Count me convinced of the case for forgoing moral certainty in politics in favor of a shallower, skeptical formalism of live-and-let-live.And when Barack Obama made his highly regarded speech on politics and religion last summer (video: part 1, part 2, part 3, part 4, part 5) he went directly to Rawls's playbook for this:
The genius of America, it seems to me, is its capacity to include people of radically different worldviews within a loose, flexible and constantly adjusting constitutional system. Given the huge differences between, say, a born-again evangelical in Georgia and a pot-smoking post-boomer in Seattle, no single cultural strait-jacket can ever hold America together. That's why we mercifully don't have such a strait-jacket, despite the excesses of the cultural left and right. We have a constitution that allows us to live together and even learn from each other in a morass of competing life-choices.
This brings me to my second point. Democracy demands that the religiously motivated translate their concerns into universal, rather than religion-specific, values. It requires that their proposals be subject to argument, and amenable to reason. I may be opposed to abortion for religious reasons, but if I seek to pass a law banning the practice, I cannot simply point to the teachings of my church or evoke God's will. I have to explain why abortion violates some principle that is accessible to people of all faiths, including those with no faith at all.
Now this is going to be difficult for some who believe in the inerrancy of the Bible, as many evangelicals do. But in a pluralistic democracy, we have no choice. Politics depends on our ability to persuade each other of common aims based on a common reality. It involves the compromise, the art of what's possible. At some fundamental level, religion does not allow for compromise. It's the art of the impossible. If God has spoken, then followers are expected to live up to God's edicts, regardless of the consequences. To base one's life on such uncompromising commitments may be sublime, but to base our policy making on such commitments would be a dangerous thing.

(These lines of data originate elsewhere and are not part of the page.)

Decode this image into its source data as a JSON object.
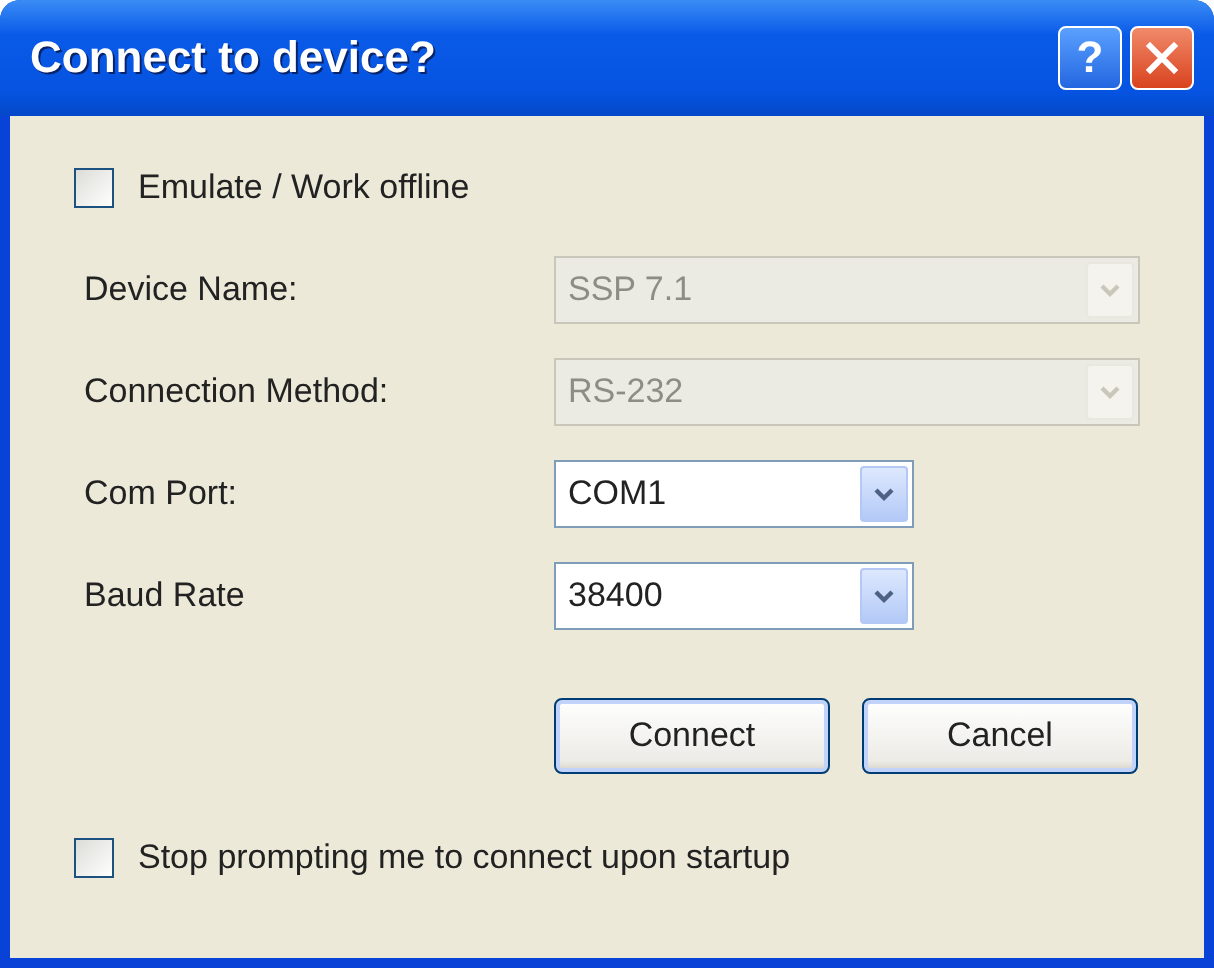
{
  "window": {
    "title": "Connect to device?",
    "help_label": "?"
  },
  "offline_checkbox": {
    "label": "Emulate / Work offline",
    "checked": false
  },
  "fields": [
    {
      "label": "Device Name:",
      "value": "SSP 7.1",
      "disabled": true
    },
    {
      "label": "Connection Method:",
      "value": "RS-232",
      "disabled": true
    },
    {
      "label": "Com Port:",
      "value": "COM1",
      "disabled": false
    },
    {
      "label": "Baud Rate",
      "value": "38400",
      "disabled": false
    }
  ],
  "buttons": [
    "Connect",
    "Cancel"
  ],
  "startup_checkbox": {
    "label": "Stop prompting me to connect upon startup",
    "checked": false
  }
}
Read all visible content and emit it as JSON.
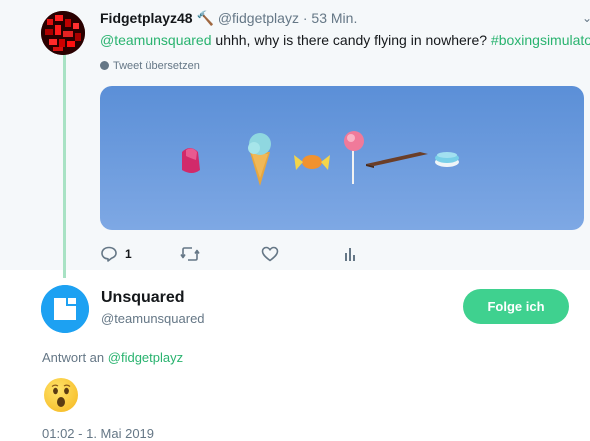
{
  "parent_tweet": {
    "display_name": "Fidgetplayz48",
    "name_emoji": "🔨",
    "handle": "@fidgetplayz",
    "separator": "·",
    "time": "53 Min.",
    "caret": "⌄",
    "text_mention": "@teamunsquared",
    "text_body": " uhhh, why is there candy flying in nowhere? ",
    "text_hashtag": "#boxingsimulator",
    "translate_label": "Tweet übersetzen",
    "reply_count": "1",
    "icons": [
      "reply-icon",
      "retweet-icon",
      "like-icon",
      "analytics-icon"
    ]
  },
  "main_tweet": {
    "display_name": "Unsquared",
    "handle": "@teamunsquared",
    "follow_label": "Folge ich",
    "reply_prefix": "Antwort an ",
    "reply_handle": "@fidgetplayz",
    "emoji": "😯",
    "timestamp": "01:02 - 1. Mai 2019"
  },
  "colors": {
    "accent": "#29b36f",
    "follow_button": "#3fd18f",
    "thread_line": "#a8e2c4",
    "secondary_text": "#657786",
    "avatar_blue": "#1da1f2"
  }
}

Rawls first gained notoriety from his book A Theory of Justice. In it Rawls attempted to develop a comprehensive political philosophy. He developed from first principles a full system of political justice and fairness resulting in a well-ordered society. But this required Rawls to make many philosophical commitments along the way. In defending A Theory of Justice from its critics (and there were many) over the next decade or so Rawls came to the conclusion that it was unrealistic to believe that any such comprehensive theory would capture the public imagination such that everyone would adopt it. This was particularly so when he considered that his theory was in competition with other comprehensive theories, namely religions, to which people tend to be quite attached. People had too many existing philosophical commitments.
So Rawls decided that a comprehensive approach to political philosophy wasn't particularly fruitful. What was needed was a way to reconcile the many existing and competing comprehensive theories already present in our society into a workable political theory. This motivated his second major book: Political Liberalism. The goal was no longer to try to establish his theory of justice as being true, but rather to make it a focal point of social agreement among a pluralistic mish-mash of comprehensive philosophies.

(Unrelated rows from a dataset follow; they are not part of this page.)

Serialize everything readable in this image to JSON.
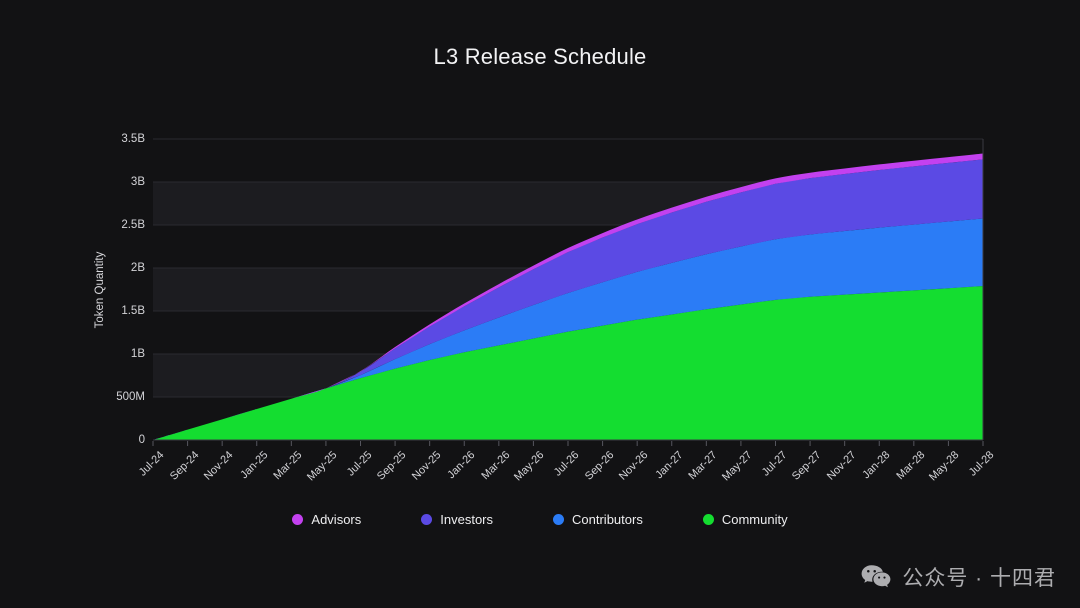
{
  "chart": {
    "title": "L3 Release Schedule",
    "y_axis_title": "Token Quantity"
  },
  "legend": {
    "items": [
      {
        "label": "Advisors",
        "color": "#c341ef"
      },
      {
        "label": "Investors",
        "color": "#5b4ae4"
      },
      {
        "label": "Contributors",
        "color": "#2b7cf6"
      },
      {
        "label": "Community",
        "color": "#14dd30"
      }
    ]
  },
  "watermark": {
    "icon": "wechat-icon",
    "text": "公众号 · 十四君"
  },
  "chart_data": {
    "type": "area",
    "stacked": true,
    "title": "L3 Release Schedule",
    "xlabel": "",
    "ylabel": "Token Quantity",
    "ylim": [
      0,
      3500000000
    ],
    "grid": true,
    "legend_position": "bottom",
    "y_ticks": [
      0,
      500000000,
      1000000000,
      1500000000,
      2000000000,
      2500000000,
      3000000000,
      3500000000
    ],
    "y_tick_labels": [
      "0",
      "500M",
      "1B",
      "1.5B",
      "2B",
      "2.5B",
      "3B",
      "3.5B"
    ],
    "categories": [
      "Jul-24",
      "Sep-24",
      "Nov-24",
      "Jan-25",
      "Mar-25",
      "May-25",
      "Jul-25",
      "Sep-25",
      "Nov-25",
      "Jan-26",
      "Mar-26",
      "May-26",
      "Jul-26",
      "Sep-26",
      "Nov-26",
      "Jan-27",
      "Mar-27",
      "May-27",
      "Jul-27",
      "Sep-27",
      "Nov-27",
      "Jan-28",
      "Mar-28",
      "May-28",
      "Jul-28"
    ],
    "series": [
      {
        "name": "Community",
        "color": "#14dd30",
        "values": [
          0,
          120000000,
          240000000,
          360000000,
          480000000,
          600000000,
          720000000,
          830000000,
          930000000,
          1020000000,
          1100000000,
          1180000000,
          1260000000,
          1330000000,
          1400000000,
          1460000000,
          1520000000,
          1575000000,
          1630000000,
          1665000000,
          1690000000,
          1715000000,
          1740000000,
          1765000000,
          1790000000
        ]
      },
      {
        "name": "Contributors",
        "color": "#2b7cf6",
        "values": [
          0,
          0,
          0,
          0,
          0,
          0,
          35000000,
          110000000,
          185000000,
          255000000,
          325000000,
          390000000,
          450000000,
          505000000,
          555000000,
          600000000,
          640000000,
          675000000,
          705000000,
          725000000,
          740000000,
          755000000,
          765000000,
          775000000,
          785000000
        ]
      },
      {
        "name": "Investors",
        "color": "#5b4ae4",
        "values": [
          0,
          0,
          0,
          0,
          0,
          0,
          40000000,
          125000000,
          205000000,
          280000000,
          350000000,
          415000000,
          475000000,
          520000000,
          555000000,
          585000000,
          610000000,
          630000000,
          645000000,
          655000000,
          663000000,
          670000000,
          676000000,
          682000000,
          688000000
        ]
      },
      {
        "name": "Advisors",
        "color": "#c341ef",
        "values": [
          0,
          0,
          0,
          0,
          0,
          0,
          6000000,
          16000000,
          25000000,
          32000000,
          38000000,
          43000000,
          47000000,
          51000000,
          54000000,
          57000000,
          59000000,
          61000000,
          62000000,
          63000000,
          64000000,
          65000000,
          66000000,
          67000000,
          68000000
        ]
      }
    ]
  }
}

Rawls presents a long and fairly complicated theory in Political Liberalism and I won't attempt to sum it all up here. But there are two points I'd like to pull out:
First, Rawls sets a baseline for the participation of any comprehensive philosophy in a pluralistic democracy. Rawls requires that all must be reasonable. He defines reasonable to mean that they a) be willing to abide by rules of fair cooperation as long as others do the same, and b) that they accept Rawls's concept of "the burdens of judgment". The burdens of judgment reflect the fact that on deep philosophical questions (the focus of comprehensive doctrines) our evidence is complex and conflicting, weighting is difficult, many concepts are vague, there is much reliance on life experience and competing normative considerations. So we should expect different conclusions about what makes life good even from perfectly rational and reasonable people. Any comprehensive philosophy that cannot accept this uncertainty, that insists that only its conclusions can be true, is one that cannot peacefully exist in a pluralistic democracy. This is what Sullivan is talking about in the excerpt above (and in much of his book from what I gather). It's a simple concept, but one that went out of fashion with the rise of the religious political right, and is only now making a comeback.

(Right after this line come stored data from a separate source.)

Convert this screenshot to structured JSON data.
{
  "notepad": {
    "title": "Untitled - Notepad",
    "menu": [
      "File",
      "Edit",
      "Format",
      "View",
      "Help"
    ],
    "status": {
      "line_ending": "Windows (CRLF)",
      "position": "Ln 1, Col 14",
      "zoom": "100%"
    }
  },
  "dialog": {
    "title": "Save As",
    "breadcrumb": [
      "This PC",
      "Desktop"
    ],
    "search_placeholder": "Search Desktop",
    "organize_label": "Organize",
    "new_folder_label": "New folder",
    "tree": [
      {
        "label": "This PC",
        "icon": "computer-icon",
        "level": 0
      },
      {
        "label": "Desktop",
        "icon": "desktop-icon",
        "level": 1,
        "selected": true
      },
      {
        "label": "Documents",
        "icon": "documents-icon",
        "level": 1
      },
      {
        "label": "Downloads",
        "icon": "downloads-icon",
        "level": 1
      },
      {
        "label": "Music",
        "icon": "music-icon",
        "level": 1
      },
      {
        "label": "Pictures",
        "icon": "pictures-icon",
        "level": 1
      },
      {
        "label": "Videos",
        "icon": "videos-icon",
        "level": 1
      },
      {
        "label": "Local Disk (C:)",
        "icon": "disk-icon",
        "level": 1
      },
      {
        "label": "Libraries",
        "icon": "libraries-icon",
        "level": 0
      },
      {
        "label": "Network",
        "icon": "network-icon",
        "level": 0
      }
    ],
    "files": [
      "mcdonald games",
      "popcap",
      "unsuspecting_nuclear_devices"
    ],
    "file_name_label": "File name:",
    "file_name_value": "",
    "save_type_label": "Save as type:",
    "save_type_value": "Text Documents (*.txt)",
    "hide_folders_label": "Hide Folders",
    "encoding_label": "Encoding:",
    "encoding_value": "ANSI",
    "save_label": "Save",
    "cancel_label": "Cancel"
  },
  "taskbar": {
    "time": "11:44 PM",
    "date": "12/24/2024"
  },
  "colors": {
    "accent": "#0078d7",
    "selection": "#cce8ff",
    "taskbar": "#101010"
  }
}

The next point relates to part (a) above. As one of the rules of fair cooperation that Rawls suggests any comprehensive philosophy compatible with pluralistic democracy needs to accept, Rawls proposes public reason. Public reason is a way of talking about political issues in a language that everyone can understand. Obama's excerpt above pulls directly from Rawls's thoughts on public reason. Political actions must be taken for reasons that everyone (regardless of respective comprehensive beliefs) can see as legitimate, even if not everyone agrees on them. Actions motivated purely by artifacts of one comprehensive doctrine will not be seen as legitimate by supporters of other comprehensive doctrines. So, as Obama says, if you want to take such ideas into the public sphere they need to be reseated in principles more broadly accessible to everyone; simply citing chapter and verse of the Bible isn't good enough. Rawls argues that any argument that assumes that the listener shares the same comprehensive doctrine as the speaker (or should convert to the same doctrine) fails to respect the burdens of judgment and is an argument inappropriate for public politics in a pluralistic democracy.